Esports can trace its roots back as far as October 1972 at Stanford University where players were invited to compete in a space combat game called Spacewar. In the 1980’s Atari and Nintendo held various public video game competitions including Space Invaders, Pac Man and Donkey Kong. These events routinely attracted in excess of 10,000 players.

It was the reach and connectedness of the internet in the 1990’s that saw the initial explosion of players and popularity of video games. For the first time it was possible for gamers halfway across the world to communicate and compete with each other in real time.

With the new millennium, internet cafes started appearing all around the world and allowed masses of younger gamers to perfect their skills on powerful internet-connected PCs they otherwise would not have been able to otherwise access.

The last essential piece of the esports puzzle came in the early 2010’s in the form of Twitch and YouTube Gaming, the mass online broadcasting platforms. Now, anyone with an internet connected PC can also be a spectator at a tournament. Multiplayer online battle arena (MOBA) type games are particularly popular for spectators with the most well-known of these being League of Legends (LoL).

The US$1 billion mark

According to the esports analytics firm Newzoo, the global esports economy will top US$1b for the first time in 2019.  Revenues are expected to reach US$1.1 billion mark, up from US$870 million in 2018 (yoy growth of 26.7%). This figure consists of US$457m in sponsorship, US$251m in media rights, US$189m in advertising, US$104m in ticket sales and merchandise and $95m in game publisher fees. The global esports audience is expected to grow to 454 million worldwide in 2019, up 15% from a year ago.

Looking at the addressable market, approximately one third of people in the world are gamers according to Gaimin & this equates to about 2.2 billion people. Newzoo estimates that the esports audience currently represents only 5% of the total online gaming population. Asia represents almost half of the esports audience, and penetration there is also at around 5%.

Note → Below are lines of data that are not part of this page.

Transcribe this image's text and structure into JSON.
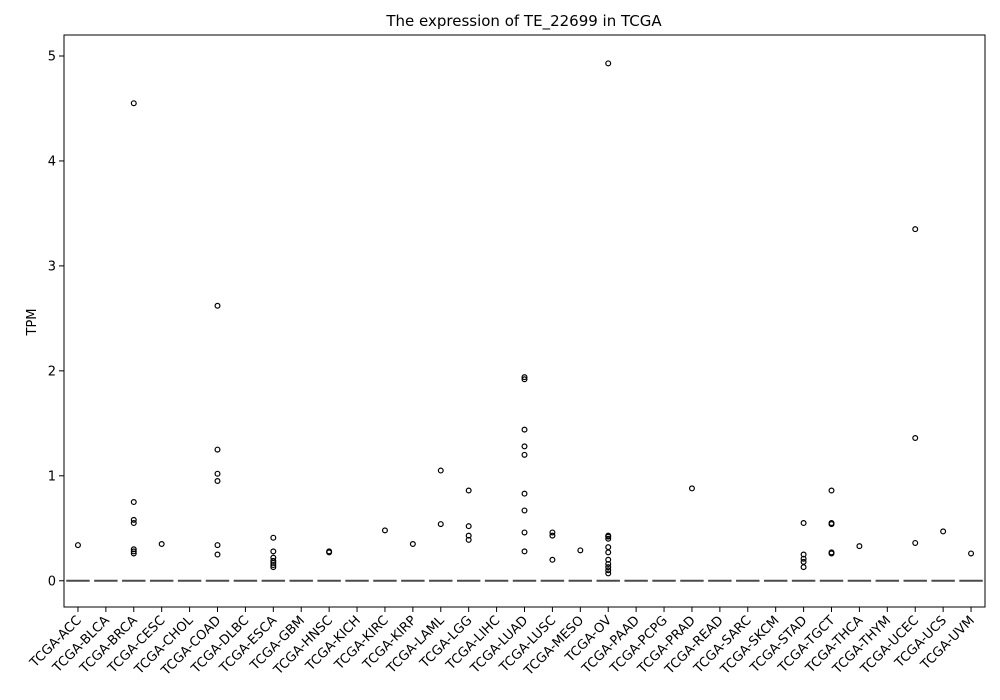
{
  "chart_data": {
    "type": "box",
    "title": "The expression of TE_22699 in TCGA",
    "xlabel": "",
    "ylabel": "TPM",
    "ylim": [
      -0.25,
      5.2
    ],
    "yticks": [
      0,
      1,
      2,
      3,
      4,
      5
    ],
    "categories": [
      "TCGA-ACC",
      "TCGA-BLCA",
      "TCGA-BRCA",
      "TCGA-CESC",
      "TCGA-CHOL",
      "TCGA-COAD",
      "TCGA-DLBC",
      "TCGA-ESCA",
      "TCGA-GBM",
      "TCGA-HNSC",
      "TCGA-KICH",
      "TCGA-KIRC",
      "TCGA-KIRP",
      "TCGA-LAML",
      "TCGA-LGG",
      "TCGA-LIHC",
      "TCGA-LUAD",
      "TCGA-LUSC",
      "TCGA-MESO",
      "TCGA-OV",
      "TCGA-PAAD",
      "TCGA-PCPG",
      "TCGA-PRAD",
      "TCGA-READ",
      "TCGA-SARC",
      "TCGA-SKCM",
      "TCGA-STAD",
      "TCGA-TGCT",
      "TCGA-THCA",
      "TCGA-THYM",
      "TCGA-UCEC",
      "TCGA-UCS",
      "TCGA-UVM"
    ],
    "median": 0,
    "outliers": [
      [
        0.34
      ],
      [],
      [
        4.55,
        0.75,
        0.58,
        0.55,
        0.3,
        0.28,
        0.26
      ],
      [
        0.35
      ],
      [],
      [
        2.62,
        1.25,
        1.02,
        0.95,
        0.34,
        0.25
      ],
      [],
      [
        0.41,
        0.28,
        0.22,
        0.19,
        0.17,
        0.15,
        0.13
      ],
      [],
      [
        0.28,
        0.27
      ],
      [],
      [
        0.48
      ],
      [
        0.35
      ],
      [
        1.05,
        0.54
      ],
      [
        0.86,
        0.52,
        0.43,
        0.39
      ],
      [],
      [
        1.94,
        1.92,
        1.44,
        1.28,
        1.2,
        0.83,
        0.67,
        0.46,
        0.28
      ],
      [
        0.46,
        0.43,
        0.2
      ],
      [
        0.29
      ],
      [
        4.93,
        0.43,
        0.42,
        0.4,
        0.32,
        0.27,
        0.2,
        0.16,
        0.13,
        0.1,
        0.07
      ],
      [],
      [],
      [
        0.88
      ],
      [],
      [],
      [],
      [
        0.55,
        0.25,
        0.21,
        0.18,
        0.13
      ],
      [
        0.86,
        0.55,
        0.54,
        0.27,
        0.26
      ],
      [
        0.33
      ],
      [],
      [
        3.35,
        1.36,
        0.36
      ],
      [
        0.47
      ],
      [
        0.26
      ]
    ],
    "colors": {
      "median_line": "#4a4a4a",
      "marker_edge": "#000000",
      "axis": "#000000"
    },
    "grid": false,
    "legend": "none"
  }
}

Last year’s World’s finals of the most popular esports game, League of Legends had 99.6 million unique viewers, a big increase of almost 20 million viewers over the same tournament in 2017. The match featured a concurrent viewer peak of 44 million. By comparison, The 2019 Super Bowl was watched by 98.2 million people, the fewest in 11 years, according to the research firm Nielsen.

Winners & Losers

Size alone makes the esports phenomenon difficult to ignore. Conservative estimates of audience and revenue growth are for 10%+ CAGR over the next decade as investment in infrastructure and franchise models (similar to traditional sports) gather pace. Australia, while only playing a small part so far will not go unaffected in the medium to longer term.

The wagering industry is an obvious direct beneficiary. Engagement and interest will naturally lead to wagering, which in turn can perpetuate a virtuous cycle of self-reinforcing engagement and interest back to esports spectating. An interesting development was Tabcorp announcing in 2015 that it was entering into a global partnership with Unikrn to create a new global online esports arena. Unikrn at the time had a community of more than 10 million gamers in over 100 countries worldwide.

Advertising spend and budget allocations are likely to be affected by the rapid growth in esports. Traditionally when an advertiser wants to reach a large audience or build a brand, the default mediums have been broadcast television or radio advertising. However, in an increasingly fragmented marketplace, the traditional forms of mass media no longer have the same reach or audience attention they once did.

The decline in traditional television audiences (see chart below) has been well publicised. Of particular note, this decline is greatest in the younger demographic which is a key group targeted by advertisers. Standard Media Index (SMI) in a recent report stated agencies were already “…branching into new media services such as podcasting and digital outdoor as clients continue to test new services to gain the best value from their advertising investment”.

From an advertiser’s point of view, the esports audience can be attractive in many ways. They are young and they are engaged. Twitch and YouTube, the two current largest broadcasters of the content, have developed new chat and badge features in the user interface to further elicit user engagement. The viewing experience is highly interactive and reinforced through social media. Further, these consumers are generally more motivated and connected; they can be reached via their smartphones, tablets or directly on their consumers.

Traditional media companies are likely to be the losers as esports continue to rise in popularity in Australia and draw advertising to alternative platforms, while the winners such as game developers, viewing platforms and technology providers, are hard for an investor to gain exposure to in the Australian market.